学校の校門を抜けて左折、そのまま道なりに走って十字路へ、この十字路でA君は真っ直ぐに直進。僕とB君は右へと曲がるのが帰宅ルート。今日は雨なので寄り道して遊んで帰ったりなどはしない。よってここでA君とはお別れである。
じゃあ、また明日な――
そう僕がA君に声をかけようとしたその瞬間。僕たちは十字路の左から現れたその『雨合羽』に声をかけられたのである。
「キミたちはそこの学校の学生かい?」
一体何なのだろう?
僕たち3人は足を止めてその『雨合羽』の質問に答える。
「はい、そうっすけど……」
その質問に答えたのは確か一番後ろを走っていたB君だったはずだ。僕は既に十字路を右折しかけており、A君も直進しかけていた。十字路の左から突然姿を現した『雨合羽』に一番距離が近かったB君が自然とその質問に答える。
「キミたち学校は楽しい?」
『雨合羽』の質問は要領を得ず、良く分からないものだった。必然、僕たちの答えも曖昧となる。この時、確認はできなかったがおそらくA君もB君もきっとこいつを不審者だと感じて少し警戒していたはずだ。

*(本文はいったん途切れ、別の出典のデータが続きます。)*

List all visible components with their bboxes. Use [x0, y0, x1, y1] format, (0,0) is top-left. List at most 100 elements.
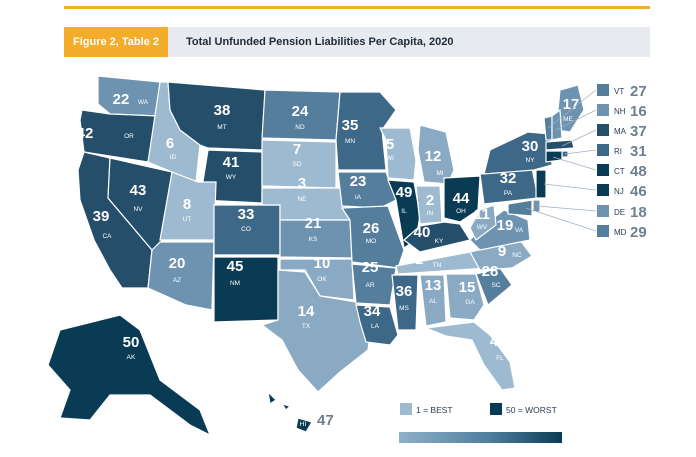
callout-abbr-de: DE	[614, 208, 625, 217]
state-rank-co: 33	[238, 206, 255, 223]
state-wi	[379, 127, 417, 181]
callout-abbr-vt: VT	[614, 87, 624, 96]
state-rank-oh: 44	[453, 190, 470, 207]
state-rank-wi: 5	[386, 136, 394, 153]
state-abbr-ga: GA	[465, 299, 475, 306]
state-rank-mt: 38	[214, 102, 231, 119]
state-abbr-ak: AK	[127, 354, 136, 361]
state-abbr-ar: AR	[365, 282, 374, 289]
state-md	[507, 199, 533, 217]
callout-line-nj	[543, 183, 597, 191]
callout-abbr-ri: RI	[614, 147, 622, 156]
state-rank-mi: 12	[425, 148, 442, 165]
state-abbr-wv: WV	[477, 224, 488, 231]
callout-swatch-md	[597, 225, 609, 237]
state-abbr-ok: OK	[317, 276, 327, 283]
callout-abbr-nh: NH	[614, 107, 626, 116]
figure-header: Figure 2, Table 2 Total Unfunded Pension…	[64, 27, 650, 57]
callout-line-de	[536, 205, 597, 212]
state-ms	[391, 274, 419, 331]
state-abbr-mo: MO	[366, 238, 376, 245]
state-rank-ny: 30	[522, 138, 539, 155]
state-rank-la: 34	[364, 303, 381, 320]
callout-line-ct	[552, 156, 597, 171]
state-abbr-oh: OH	[456, 208, 466, 215]
state-rank-ky: 40	[414, 224, 431, 241]
state-abbr-tn: TN	[433, 262, 442, 269]
state-abbr-mn: MN	[345, 138, 355, 145]
state-abbr-nm: NM	[230, 280, 240, 287]
state-rank-ga: 15	[459, 279, 476, 296]
callout-rank-nh: 16	[630, 103, 647, 120]
callout-line-nh	[555, 109, 597, 131]
state-abbr-wy: WY	[226, 174, 237, 181]
state-rank-ok: 10	[314, 255, 331, 272]
state-wv	[469, 204, 497, 241]
callout-rank-ma: 37	[630, 123, 647, 140]
state-abbr-ms: MS	[399, 305, 409, 312]
state-al	[419, 274, 447, 327]
state-ak	[47, 314, 212, 437]
state-abbr-ny: NY	[525, 157, 535, 164]
callout-rank-vt: 27	[630, 83, 647, 100]
state-rank-al: 13	[425, 277, 442, 294]
state-rank-il: 49	[396, 184, 413, 201]
state-abbr-nv: NV	[133, 206, 143, 213]
state-abbr-wa: WA	[138, 99, 149, 106]
state-ny	[483, 131, 553, 175]
state-ga	[445, 273, 485, 321]
state-rank-ks: 21	[305, 215, 322, 232]
callout-rank-de: 18	[630, 204, 647, 221]
state-abbr-al: AL	[429, 298, 437, 305]
state-abbr-mt: MT	[217, 124, 226, 131]
callout-rank-ct: 48	[630, 163, 647, 180]
state-rank-in: 2	[426, 192, 434, 209]
legend-best-label: 1 = BEST	[416, 405, 453, 415]
callout-swatch-nj	[597, 184, 609, 196]
state-abbr-sc: SC	[491, 282, 500, 289]
callout-abbr-md: MD	[614, 228, 627, 237]
state-rank-ar: 25	[362, 259, 379, 276]
callout-abbr-nj: NJ	[614, 187, 624, 196]
state-rank-fl: 4	[490, 333, 499, 350]
state-abbr-nc: NC	[512, 252, 522, 259]
callout-line-md	[525, 207, 597, 232]
callout-swatch-nh	[597, 104, 609, 116]
state-rank-nd: 24	[292, 103, 309, 120]
state-abbr-ia: IA	[355, 194, 362, 201]
state-rank-tx: 14	[298, 303, 315, 320]
callout-line-ma	[561, 129, 597, 147]
figure-label: Figure 2, Table 2	[64, 27, 168, 57]
callout-swatch-ct	[597, 164, 609, 176]
state-rank-wv: 11	[474, 206, 490, 223]
callout-rank-nj: 46	[630, 183, 647, 200]
legend-worst-label: 50 = WORST	[506, 405, 557, 415]
callout-abbr-ct: CT	[614, 167, 625, 176]
state-abbr-hi: HI	[300, 421, 307, 428]
state-mn	[335, 91, 397, 171]
state-rank-or: 42	[77, 125, 94, 142]
legend-best-swatch	[400, 403, 412, 415]
callout-rank-hi: 47	[317, 412, 334, 429]
state-rank-va: 19	[497, 217, 514, 234]
state-rank-ms: 36	[396, 283, 413, 300]
state-abbr-me: ME	[563, 116, 573, 123]
state-de	[532, 199, 541, 213]
state-ma	[545, 139, 575, 151]
state-rank-az: 20	[169, 255, 186, 272]
state-abbr-co: CO	[241, 226, 251, 233]
state-sc	[475, 267, 513, 306]
state-rank-pa: 32	[500, 170, 517, 187]
state-rank-wa: 22	[113, 91, 130, 108]
state-ct	[545, 150, 563, 163]
state-nj	[535, 169, 547, 199]
state-rank-tn: 1	[415, 251, 423, 268]
callout-rank-md: 29	[630, 224, 647, 241]
state-abbr-tx: TX	[302, 323, 311, 330]
state-abbr-or: OR	[124, 133, 134, 140]
state-abbr-wi: WI	[386, 155, 394, 162]
callout-line-vt	[547, 89, 597, 129]
state-ia	[337, 171, 397, 209]
state-abbr-la: LA	[371, 323, 380, 330]
state-rank-mo: 26	[363, 220, 380, 237]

僕たちの誰が発したかも覚えていない「ええ、まあ……」といった曖昧な返答を聞くと『雨合羽』はニヤリと笑った――ような気がした。
「ああ、ならば明日のお昼は教室でジッとしていなさい。
キミたち……
人殺しにはなりたくないだろう?」
そんな不吉な言葉を残して『雨合羽』は道を引き返して行った。正直、意味が分からず僕はただただ薄気味が悪かった。
「はぁ……何だアイツ?」
『雨合羽』の一番近くで返答をしていたB君は少し苛立った様子だった。
変質者なら学校に戻って先生に連絡しておいた方が良いのかな?
少しそう思いはしたが、その『雨合羽』が姿を消した瞬間、また急に雨が強く降り出した為、僕たちは慌ててそのまま急ぎ足で帰路につくことになったのだ。